The chatter of birds, optimistic and cheerful at the end of winter, carried across the saltmarsh but all the same there was a sense of melancholy and loss in the spring air.
Amid the cacophony of birdsong, of melody in the marshes, piping from the rockpools, a once-familiar sound was missing – the buzzing of the orange-bellied parrot.
The Borrow Pit amid the Werribee wetlands in Victoria is noted for sightings of orange-bellied parrots but this September the tiny but beautiful birds have failed to show. It was the same along the rest of their migration route, stretching from the Coorong in South Australia to eastern Victoria. Only one orange-bellied parrot was seen in the whole area on its spring migration to its breeding grounds in Tasmania.
In all, only 10 parrots had been previously sighted all winter long raising concerns that, as predicted and feared, the wild population of parrots might be finally on the way out.

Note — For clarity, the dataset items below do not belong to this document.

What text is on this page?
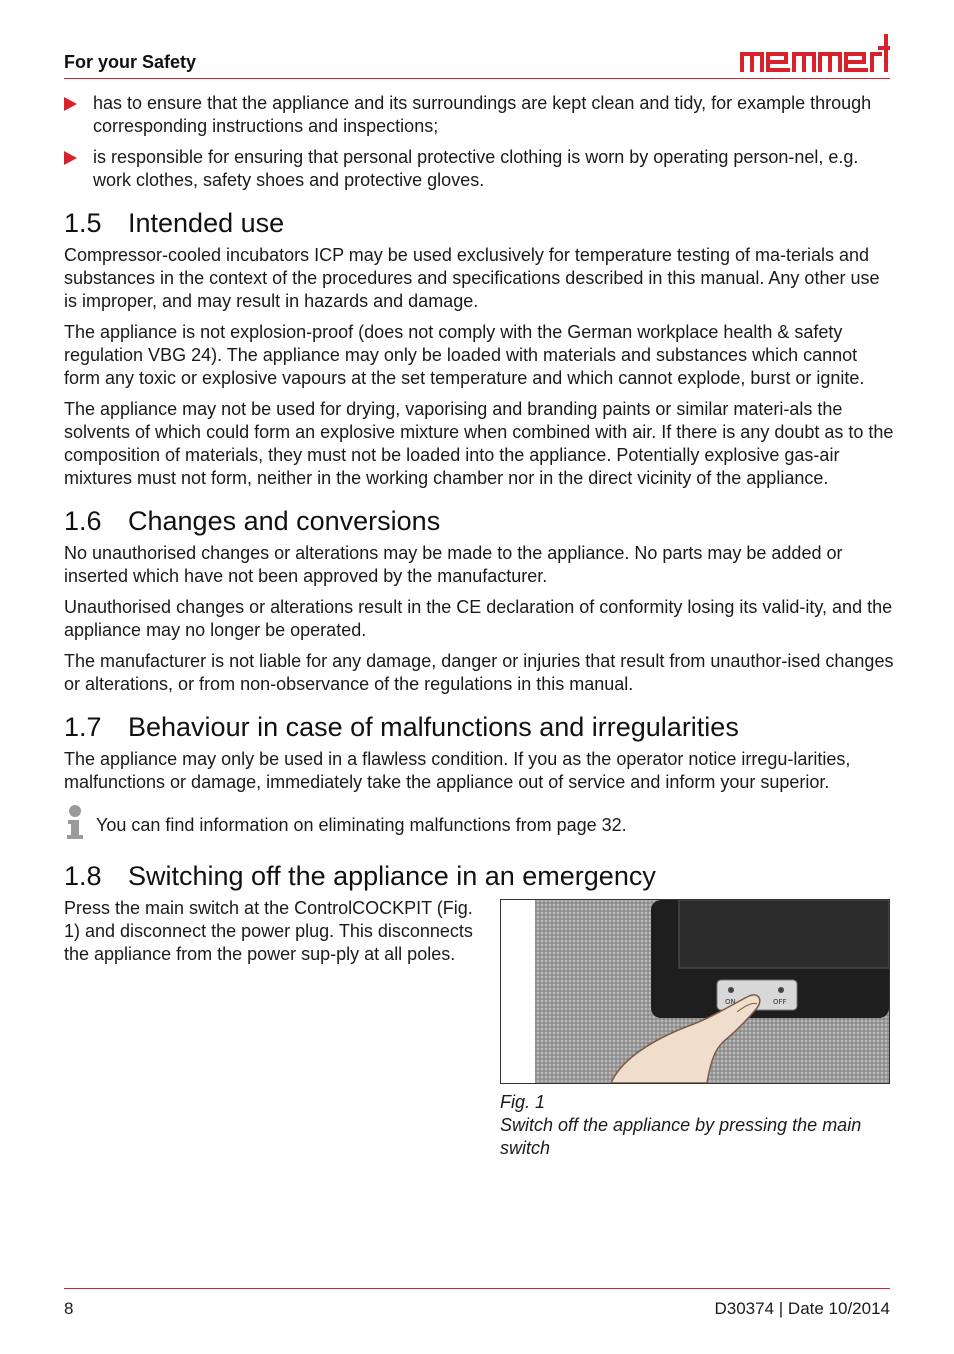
For your Safety

has to ensure that the appliance and its surroundings are kept clean and tidy, for example through corresponding instructions and inspections;

is responsible for ensuring that personal protective clothing is worn by operating person-nel, e.g. work clothes, safety shoes and protective gloves.

1.5 Intended use

Compressor-cooled incubators ICP may be used exclusively for temperature testing of ma-terials and substances in the context of the procedures and specifications described in this manual. Any other use is improper, and may result in hazards and damage.

The appliance is not explosion-proof (does not comply with the German workplace health & safety regulation VBG 24). The appliance may only be loaded with materials and substances which cannot form any toxic or explosive vapours at the set temperature and which cannot explode, burst or ignite.

The appliance may not be used for drying, vaporising and branding paints or similar materi-als the solvents of which could form an explosive mixture when combined with air. If there is any doubt as to the composition of materials, they must not be loaded into the appliance. Potentially explosive gas-air mixtures must not form, neither in the working chamber nor in the direct vicinity of the appliance.

1.6 Changes and conversions

No unauthorised changes or alterations may be made to the appliance. No parts may be added or inserted which have not been approved by the manufacturer.

Unauthorised changes or alterations result in the CE declaration of conformity losing its valid-ity, and the appliance may no longer be operated.

The manufacturer is not liable for any damage, danger or injuries that result from unauthor-ised changes or alterations, or from non-observance of the regulations in this manual.

1.7 Behaviour in case of malfunctions and irregularities

The appliance may only be used in a flawless condition. If you as the operator notice irregu-larities, malfunctions or damage, immediately take the appliance out of service and inform your superior.

You can find information on eliminating malfunctions from page 32.

1.8 Switching off the appliance in an emergency

Press the main switch at the ControlCOCKPIT (Fig. 1) and disconnect the power plug. This disconnects the appliance from the power sup-ply at all poles.

ON	OFF
Fig. 1
Switch off the appliance by pressing the main switch
8	D30374 | Date 10/2014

With only an estimated 35 parrots left in the wild I knew when I signed up for one of the regular mainland orange-bellied parrot surveys the chances of finding any of the birds would be slim. I was thinking odds infinitely greater than the proverbial needle in the haystack. I went anyway.
The bird-watcher always travels optimistically and my email correspondence with the survey’s organisers indicated that they thought the presence of a birder from Tasmania might bring them some luck.
It certainly looked that way when I arrived at the Werribee marshlands. Storms and high winds that had rocked and tossed the Spirit of Tasmania on the voyage from Devonport to Melbourne had subsided, the sun was out and the morning air crisp and new.
The Werribee refuge within Melbourne Water’s Western Treatment Plant comprises myriad lakes, ponds and lagoons of which the Borrow Pit is part. When I arrived the rasping song of the Australian reed-warbler rang out from the reedbeds behind me. Among rocks in the Borrow Pit shallows red-necked stints had arrived from their breeding grounds in Asia.
The population of orange-bellied parrots has been in freefall in recent years, despite a concerted campaign launched in 2006 to stem its decline. Then the Australian Government committed $3.2 million to protect and expand both breeding and winter habitat. The plan built on recommendations of the Orange-bellied Parrot Recovery Plan two decades earlier which brought together both federal and state governments, along with interested non-government organisations like BirdLife Australia.
With so few orange-bellied parrots left, scientists are now considering a plan to catch the surviving wild birds in their breeding ground around Melaleuca in far south-west Tasmania to boost a captive-breeding population currently being reared at a Parks and Wildlife establishment in Tasmania and in zoos on the mainland. This captive population requires an urgent injection of genetic diversity from the wild birds.
On a sunny spring morning in Werribee no one was talking of captive-breeding. A team of about 20 birders marshalled by the threatened bird network of BirdLife Australia was speaking of wild birds waiting to be found. The team split into five groups to head to areas of the extensive reserve where orange-bellied parrots were likely to turn up, mainly among the saltbush fronting Port Phillip Bay.
Two times previously in the winter the teams had gathered, in April as the birds arrived from Tasmania and then in July when they were settled in their breeding range.
I was told the best chance of finding the parrots was possibly to flush them from the saltmarsh, and their distinctive buzzing alarm call would set them apart from the closely-related blue-winged parrot even if only a brief glimpse was offered of them.
On a swamp in Victoria, meanwhile, the spring-time sympathy of birds remained without a vital player. The alarm call that for eons had alerted all the other inhabitants of saltbush and lagoon to danger was silent. And the sandpipers and stints were missing a fellow traveller, the resident stilts and avocets a winter friend.